A couple months back, I lit up Lofa Tatupu. I don't pretend to know the guy, but whatever stupid part of me thinks it does, whatever part sees athletes as humans and wants to like them for something more than their ass-kicking sports prowess, always thought Tatupu was a pretty good guy. Throughout this sordid, sub-compact affair I've maintained a belief that despite doing something irresponsible, selfish and violent, Tatupu is indeed a good guy.
Well, here's a step in the right direction.
Tatupu will be a guest referee of a flag-football game on behalf of Big Brothers Big Sisters of Puget Sound tomorrow at Franklin High School. The game will feature as many as 50 mentors and children that are part of the program.
"We are thrilled to have Lofa involved with Big Brothers Big Sisters," said Tina Podlodowski, Big Brothers Big Sisters of Puget Sound president and CEO, in a statement from the organization. "The experience he brings is such an inspiration, and the kids will be so excited to have the opportunity to be on the field with him. His appearance will leave a lasting impression with attending Bigs and Littles who will be on the field playing in the games."

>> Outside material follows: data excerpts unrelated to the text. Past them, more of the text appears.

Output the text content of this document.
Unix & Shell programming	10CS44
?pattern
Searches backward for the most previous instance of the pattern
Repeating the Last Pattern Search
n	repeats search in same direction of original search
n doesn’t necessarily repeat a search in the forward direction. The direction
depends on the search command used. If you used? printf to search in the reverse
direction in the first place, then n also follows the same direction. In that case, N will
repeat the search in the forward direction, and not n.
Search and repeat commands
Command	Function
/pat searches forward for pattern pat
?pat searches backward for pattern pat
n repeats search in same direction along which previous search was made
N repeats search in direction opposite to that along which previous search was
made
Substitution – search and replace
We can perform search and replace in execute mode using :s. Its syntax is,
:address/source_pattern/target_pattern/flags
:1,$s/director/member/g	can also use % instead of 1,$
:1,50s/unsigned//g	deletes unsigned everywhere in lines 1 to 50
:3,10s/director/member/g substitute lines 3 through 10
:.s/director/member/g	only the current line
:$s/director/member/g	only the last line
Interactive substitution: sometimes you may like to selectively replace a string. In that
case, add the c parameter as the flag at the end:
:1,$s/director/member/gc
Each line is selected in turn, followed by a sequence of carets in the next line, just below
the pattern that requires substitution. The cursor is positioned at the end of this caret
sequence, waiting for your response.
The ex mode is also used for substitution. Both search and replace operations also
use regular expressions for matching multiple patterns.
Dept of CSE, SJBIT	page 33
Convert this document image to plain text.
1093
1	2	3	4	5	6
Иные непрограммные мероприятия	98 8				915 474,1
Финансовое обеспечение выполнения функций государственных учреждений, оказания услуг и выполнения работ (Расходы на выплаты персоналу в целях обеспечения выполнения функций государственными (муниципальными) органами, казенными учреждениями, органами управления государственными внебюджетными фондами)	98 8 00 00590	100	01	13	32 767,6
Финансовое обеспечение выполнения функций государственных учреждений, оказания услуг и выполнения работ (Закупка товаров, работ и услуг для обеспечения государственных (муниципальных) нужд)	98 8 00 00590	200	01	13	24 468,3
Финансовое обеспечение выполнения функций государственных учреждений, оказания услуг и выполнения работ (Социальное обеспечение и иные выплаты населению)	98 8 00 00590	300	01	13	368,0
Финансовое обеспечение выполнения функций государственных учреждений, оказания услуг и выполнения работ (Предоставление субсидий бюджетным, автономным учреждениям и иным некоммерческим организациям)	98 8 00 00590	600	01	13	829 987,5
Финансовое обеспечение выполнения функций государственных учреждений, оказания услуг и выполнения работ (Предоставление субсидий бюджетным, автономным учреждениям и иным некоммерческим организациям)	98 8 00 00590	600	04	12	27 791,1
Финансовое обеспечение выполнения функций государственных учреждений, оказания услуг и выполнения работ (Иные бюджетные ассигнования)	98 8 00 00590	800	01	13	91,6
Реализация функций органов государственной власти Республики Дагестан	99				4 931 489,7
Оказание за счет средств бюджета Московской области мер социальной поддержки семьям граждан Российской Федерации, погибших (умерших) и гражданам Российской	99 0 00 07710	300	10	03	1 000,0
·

Big Brothers Big Sisters is a legitimately good charity. It uses its money efficiently, really influences the lives of the people it targets and isn't a covert publicity campaign for some despicable company.
Chastising Tatupu, I said:
Lofa Tatupu and the Seahawks organization can either distance themselves from this, take their lumps, whatever trifling lumps they be, or seize this moment to do something good. Spare me your contrition. Become a better man. Become a voice against drinking and driving. Talk to kids. You're way cooler than you think. Bring the knowledge, the facts and sure it'll be lost on most, but someone will listen, someone will care, and that person's life or another's may be saved. As is, Tatupu, you stand as just another example that it's not so bad to drink and drive, everyone does it, and if you're caught, no big deal. And that's deadly.
The lumps were indeed trifling, but I'm pretty sure this is Tatupu's way of seizing the moment to do something good. I hope he knows that Lofa Tatupu, face to face, telling you that drinking and driving is stupid is worth the words of a 1,000 teachers, 2,000 parents and a million commercials.